Presented by Joseph T. Frost, MPH, RD, CD, a Commander in the US Public Health Service, the national award acknowledges medical students dedicated to public health who have made exceptional contributions to the their communities and who have worked hard to increase awareness about the importance of healthy living.

Geisel PHS Awardees
Joseph T. Frost (center) presented the 2015 Excellence in Public Health Award to Geisel students Nicole Moraco '17 (left) and Kimberly Betts '17 (right).

“We were honored to receive the Albert Schweitzer Fellowship so that we could continue to serve our guests at the Memory Café and Active for Life, both of which were existing projects,” Betts said. “Getting this award was a bit of a surprise, but icing on the cake of a fantastic year working with wonderful community members—perhaps the recognition from this award will help sustain the programs in the years that follow.”

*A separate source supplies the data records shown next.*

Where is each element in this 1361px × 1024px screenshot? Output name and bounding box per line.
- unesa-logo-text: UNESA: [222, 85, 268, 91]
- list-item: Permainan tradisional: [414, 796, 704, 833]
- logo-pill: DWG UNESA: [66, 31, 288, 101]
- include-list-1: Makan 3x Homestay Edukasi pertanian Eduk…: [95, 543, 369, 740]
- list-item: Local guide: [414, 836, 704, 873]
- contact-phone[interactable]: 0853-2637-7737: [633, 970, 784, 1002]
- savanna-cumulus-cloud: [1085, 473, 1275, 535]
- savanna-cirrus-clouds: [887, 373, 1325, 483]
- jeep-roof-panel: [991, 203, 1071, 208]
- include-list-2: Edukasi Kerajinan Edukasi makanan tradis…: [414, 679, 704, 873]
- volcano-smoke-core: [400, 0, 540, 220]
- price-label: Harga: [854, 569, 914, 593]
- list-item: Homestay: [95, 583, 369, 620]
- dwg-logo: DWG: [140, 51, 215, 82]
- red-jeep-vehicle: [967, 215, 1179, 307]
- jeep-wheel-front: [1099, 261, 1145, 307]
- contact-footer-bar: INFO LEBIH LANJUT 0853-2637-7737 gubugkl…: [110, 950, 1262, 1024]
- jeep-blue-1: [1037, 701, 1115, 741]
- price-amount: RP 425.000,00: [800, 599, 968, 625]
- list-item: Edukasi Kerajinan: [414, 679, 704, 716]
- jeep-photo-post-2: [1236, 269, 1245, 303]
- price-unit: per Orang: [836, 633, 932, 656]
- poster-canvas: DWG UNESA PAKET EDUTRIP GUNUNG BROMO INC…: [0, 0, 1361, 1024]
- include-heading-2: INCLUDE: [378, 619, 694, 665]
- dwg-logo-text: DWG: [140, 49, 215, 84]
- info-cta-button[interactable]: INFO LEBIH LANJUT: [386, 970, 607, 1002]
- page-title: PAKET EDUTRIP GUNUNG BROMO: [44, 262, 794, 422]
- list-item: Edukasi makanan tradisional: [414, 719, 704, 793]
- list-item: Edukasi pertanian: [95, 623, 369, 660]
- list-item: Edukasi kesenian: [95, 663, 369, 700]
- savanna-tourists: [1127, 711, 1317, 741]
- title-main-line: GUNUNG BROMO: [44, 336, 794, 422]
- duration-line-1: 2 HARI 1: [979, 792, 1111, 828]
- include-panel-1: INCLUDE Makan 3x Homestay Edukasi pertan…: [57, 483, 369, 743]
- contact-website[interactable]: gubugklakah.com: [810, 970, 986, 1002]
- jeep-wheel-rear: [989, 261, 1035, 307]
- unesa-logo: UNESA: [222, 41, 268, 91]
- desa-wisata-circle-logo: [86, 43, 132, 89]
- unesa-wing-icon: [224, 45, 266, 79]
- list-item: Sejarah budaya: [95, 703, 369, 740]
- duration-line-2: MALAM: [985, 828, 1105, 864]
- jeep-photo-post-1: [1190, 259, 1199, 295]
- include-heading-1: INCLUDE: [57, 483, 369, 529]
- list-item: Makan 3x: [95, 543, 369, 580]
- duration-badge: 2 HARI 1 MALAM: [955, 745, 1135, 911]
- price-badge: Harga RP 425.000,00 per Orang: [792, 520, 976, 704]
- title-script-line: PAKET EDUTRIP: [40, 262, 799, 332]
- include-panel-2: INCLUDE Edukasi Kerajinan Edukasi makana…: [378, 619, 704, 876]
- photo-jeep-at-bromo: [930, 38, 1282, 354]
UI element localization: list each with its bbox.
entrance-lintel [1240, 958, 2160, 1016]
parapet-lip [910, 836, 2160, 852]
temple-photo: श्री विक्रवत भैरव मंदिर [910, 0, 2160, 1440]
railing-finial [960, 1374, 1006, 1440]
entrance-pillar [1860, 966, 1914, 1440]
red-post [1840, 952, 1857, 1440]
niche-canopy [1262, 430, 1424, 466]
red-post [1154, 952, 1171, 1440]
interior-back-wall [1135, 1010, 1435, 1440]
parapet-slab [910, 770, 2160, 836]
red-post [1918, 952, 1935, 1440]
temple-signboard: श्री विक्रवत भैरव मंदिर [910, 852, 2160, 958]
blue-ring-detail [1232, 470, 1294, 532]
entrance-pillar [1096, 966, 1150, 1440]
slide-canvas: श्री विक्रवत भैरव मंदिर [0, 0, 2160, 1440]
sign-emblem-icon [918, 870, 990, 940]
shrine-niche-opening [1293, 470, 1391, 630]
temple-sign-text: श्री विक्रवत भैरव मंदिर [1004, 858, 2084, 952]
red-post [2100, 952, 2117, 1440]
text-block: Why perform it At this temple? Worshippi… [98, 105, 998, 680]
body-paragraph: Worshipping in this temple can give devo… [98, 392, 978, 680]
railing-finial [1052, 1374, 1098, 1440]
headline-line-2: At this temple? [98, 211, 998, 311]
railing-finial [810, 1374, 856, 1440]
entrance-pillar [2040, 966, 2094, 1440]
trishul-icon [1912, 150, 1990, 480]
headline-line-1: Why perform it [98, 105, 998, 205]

Moraco added, “I am truly humbled to have been nominated and grateful to receive this award along with my classmate, and friend, Kim. Working at the Aging Resource Center we have been afforded the opportunity to create meaningful connections with our clients and extend our roots deep into the Upper Valley. Watching their overall health improve has been an amazing reminder of why I wanted to join the health profession in the first place.

“We hope that through these programs, additional medical students will learn ways to better serve the geriatric population. To receive this award from the US Public Health Service Physician Professional Advisory Committee is an incredible honor, especially in light of the outstanding work our peers do everyday. I promise to continue to uphold its values and strive to always perform in a manner worthy of the merits of the award.”